Q176 Chairman: We have a huge amount
of national, sectoral, regional, subregional, occupational-led
targets and initiatives. This smacks of a control system rather
than a demand-led system. How can you have a purely demand-led
system when you have so many organisations with a finger in the
pie organising it for everybody?
Frank Lord: It is extremely confusing
for the business community. We could learn lessons from large
organisations like Toyota who have a global strategic plan that
will go on for decades. That is probably why they are so successful
as an organisation worldwide. With employment and skills within
the business sector there have been so many changes that have
happened, from TECs to LSCs, to the Skills Funding Agency and
the changes with the National Apprenticeship Service, that it
is very, very difficult for the employer to understand, particularly
the small employer.
Q177 Chairman: But they are in charge
of all this.
Frank Lord: Most small employers
still go to their accountants as the first port of call for assistance.
The latest survey of the Small Business Federation showed that
over 50% still go to their accountants. Most employers are micro
or small businesses and providers normally chase the targets of
the larger organisations. If we are going to get to the Leitch
targets, which are very, very stretching, we will really have
to make sure at a subregional level the business voice is heard.

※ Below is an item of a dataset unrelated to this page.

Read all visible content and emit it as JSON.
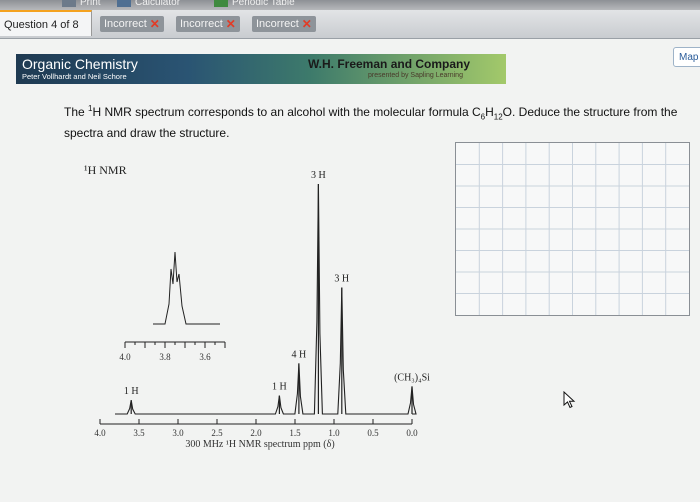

That is my main concern with employment and skills boards and
education business link organisations, that with the new changes
in the framework to local authority and unitary services the business
voice is being diluted and not heard.
Q178 Chairman: We will come back
to some of those issues in a second. Tom, at what point do you
think the state should plan the skills agenda? Should it be at
Level 1 or 2 or should it be at Level 3 or 4? Where is the point
at which the state should plan that because it is a common good
and where should employers take over?
Tom Bewick: Perhaps I could answer
that by referring back to the question about demand-led because
I think therein lies the answer. In answering that question I
think we need to ask the question "Whose demand are we talking
about?". I would argue that we have a demand-led system.

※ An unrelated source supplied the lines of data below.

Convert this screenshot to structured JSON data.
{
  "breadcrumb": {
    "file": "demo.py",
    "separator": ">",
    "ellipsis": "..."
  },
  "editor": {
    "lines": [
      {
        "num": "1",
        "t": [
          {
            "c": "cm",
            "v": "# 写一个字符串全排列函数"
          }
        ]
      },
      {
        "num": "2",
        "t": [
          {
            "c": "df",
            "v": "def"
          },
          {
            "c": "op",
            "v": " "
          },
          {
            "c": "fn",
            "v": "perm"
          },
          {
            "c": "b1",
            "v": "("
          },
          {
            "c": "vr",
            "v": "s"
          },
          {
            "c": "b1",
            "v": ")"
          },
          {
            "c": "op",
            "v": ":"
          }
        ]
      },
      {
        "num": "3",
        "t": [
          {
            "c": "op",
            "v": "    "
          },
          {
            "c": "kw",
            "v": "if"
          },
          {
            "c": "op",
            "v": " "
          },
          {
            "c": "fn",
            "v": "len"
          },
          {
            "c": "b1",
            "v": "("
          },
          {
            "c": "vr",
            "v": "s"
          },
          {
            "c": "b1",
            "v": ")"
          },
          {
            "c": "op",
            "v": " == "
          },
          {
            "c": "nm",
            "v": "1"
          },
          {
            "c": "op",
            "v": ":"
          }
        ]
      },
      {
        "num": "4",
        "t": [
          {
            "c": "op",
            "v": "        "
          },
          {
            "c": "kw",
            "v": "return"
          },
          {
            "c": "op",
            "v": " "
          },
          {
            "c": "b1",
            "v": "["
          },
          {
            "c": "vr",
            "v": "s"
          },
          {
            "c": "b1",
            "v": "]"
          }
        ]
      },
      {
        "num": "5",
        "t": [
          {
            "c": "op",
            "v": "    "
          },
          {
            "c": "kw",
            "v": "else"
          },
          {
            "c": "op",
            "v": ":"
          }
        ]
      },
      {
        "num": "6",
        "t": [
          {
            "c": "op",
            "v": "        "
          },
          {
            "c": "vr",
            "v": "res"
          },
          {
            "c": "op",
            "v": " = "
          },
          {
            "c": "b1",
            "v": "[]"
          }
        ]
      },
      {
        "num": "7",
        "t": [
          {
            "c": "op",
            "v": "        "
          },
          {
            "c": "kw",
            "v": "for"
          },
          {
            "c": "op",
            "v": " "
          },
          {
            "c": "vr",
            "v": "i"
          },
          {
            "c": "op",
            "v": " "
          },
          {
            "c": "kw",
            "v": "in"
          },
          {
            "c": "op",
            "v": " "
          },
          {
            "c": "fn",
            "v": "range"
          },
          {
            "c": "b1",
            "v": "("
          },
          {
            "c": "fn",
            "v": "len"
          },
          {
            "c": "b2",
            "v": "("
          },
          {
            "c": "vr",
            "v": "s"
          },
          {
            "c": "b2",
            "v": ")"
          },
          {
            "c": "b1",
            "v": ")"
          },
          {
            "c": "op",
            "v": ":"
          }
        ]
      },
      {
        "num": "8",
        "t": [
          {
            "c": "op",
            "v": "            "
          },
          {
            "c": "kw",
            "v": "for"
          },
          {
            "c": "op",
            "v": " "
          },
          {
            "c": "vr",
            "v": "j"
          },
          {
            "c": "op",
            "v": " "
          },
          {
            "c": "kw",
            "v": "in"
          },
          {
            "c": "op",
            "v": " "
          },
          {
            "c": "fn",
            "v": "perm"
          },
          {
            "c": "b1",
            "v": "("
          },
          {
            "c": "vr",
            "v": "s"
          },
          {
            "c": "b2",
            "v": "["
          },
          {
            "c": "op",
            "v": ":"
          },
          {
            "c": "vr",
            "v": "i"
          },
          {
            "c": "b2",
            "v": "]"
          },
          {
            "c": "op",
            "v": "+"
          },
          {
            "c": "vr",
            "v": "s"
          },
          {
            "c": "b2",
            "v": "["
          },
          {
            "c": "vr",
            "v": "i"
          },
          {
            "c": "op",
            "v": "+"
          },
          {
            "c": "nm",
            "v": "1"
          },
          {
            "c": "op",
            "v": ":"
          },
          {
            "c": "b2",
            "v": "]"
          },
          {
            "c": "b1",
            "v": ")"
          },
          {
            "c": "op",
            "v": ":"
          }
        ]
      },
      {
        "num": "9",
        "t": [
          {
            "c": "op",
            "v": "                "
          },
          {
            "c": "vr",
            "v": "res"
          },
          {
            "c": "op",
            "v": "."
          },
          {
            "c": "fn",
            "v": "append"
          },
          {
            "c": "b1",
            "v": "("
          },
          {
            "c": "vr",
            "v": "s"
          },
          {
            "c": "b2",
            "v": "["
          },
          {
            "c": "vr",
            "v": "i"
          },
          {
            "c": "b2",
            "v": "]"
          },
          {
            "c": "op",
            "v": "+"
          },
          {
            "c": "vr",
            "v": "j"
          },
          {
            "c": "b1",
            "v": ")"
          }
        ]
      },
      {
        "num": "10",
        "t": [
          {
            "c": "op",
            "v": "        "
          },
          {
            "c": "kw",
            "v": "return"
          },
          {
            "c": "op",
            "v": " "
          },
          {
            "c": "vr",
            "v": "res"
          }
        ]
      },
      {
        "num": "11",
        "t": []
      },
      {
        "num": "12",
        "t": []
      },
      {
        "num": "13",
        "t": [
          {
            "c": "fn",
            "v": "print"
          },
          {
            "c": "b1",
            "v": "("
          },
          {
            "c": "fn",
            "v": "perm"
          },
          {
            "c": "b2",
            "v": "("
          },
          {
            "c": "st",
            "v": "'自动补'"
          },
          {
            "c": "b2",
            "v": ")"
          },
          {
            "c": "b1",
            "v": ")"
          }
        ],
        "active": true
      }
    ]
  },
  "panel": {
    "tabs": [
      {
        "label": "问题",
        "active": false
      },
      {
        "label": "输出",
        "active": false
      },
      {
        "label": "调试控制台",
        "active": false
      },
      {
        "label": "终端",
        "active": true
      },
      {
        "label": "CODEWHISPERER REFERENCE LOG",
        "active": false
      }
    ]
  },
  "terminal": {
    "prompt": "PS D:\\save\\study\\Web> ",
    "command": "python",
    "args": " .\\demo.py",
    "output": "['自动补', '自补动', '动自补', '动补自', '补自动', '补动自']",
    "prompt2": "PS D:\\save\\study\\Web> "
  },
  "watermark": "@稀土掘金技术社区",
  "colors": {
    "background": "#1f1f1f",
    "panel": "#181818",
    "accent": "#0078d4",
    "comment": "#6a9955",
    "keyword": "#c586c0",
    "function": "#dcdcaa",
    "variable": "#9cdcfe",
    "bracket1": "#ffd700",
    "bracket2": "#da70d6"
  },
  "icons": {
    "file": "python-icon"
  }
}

It is a system that is led in part by Government, but the vast
majority is led by parents and by students. For example, in the
creative and cultural industries we have as many people right
now on 180,000 courses as we do in the workforce, that is approximately
half a million in the further and higher education system. You
could argue that is a demand-led system. Students are very attracted
to the creative industries and that is probably driven by Saturday
night shows like The X Factor, but nevertheless they demand
a place.
Ian Stewart: What is that?
Q179 Chairman: They do not have it
in Scotland!
Tom Bewick: In terms of this issue
about state planning, the state has a role in setting the strategic
framework for skills, for economic performance and in particular
for productivity. In a sense why the sector skills councils are
such an important innovation since 2001 is that what they provide
is that reality check on whether or not the state's strategic
aims and objectives are really in tune with both the short- and
long-term economic needs of the country. That is why all sector
skills councils have at their heart, as industry-led and industry
owned organisations, credible and senior employers who can provide
that reality check on government policy.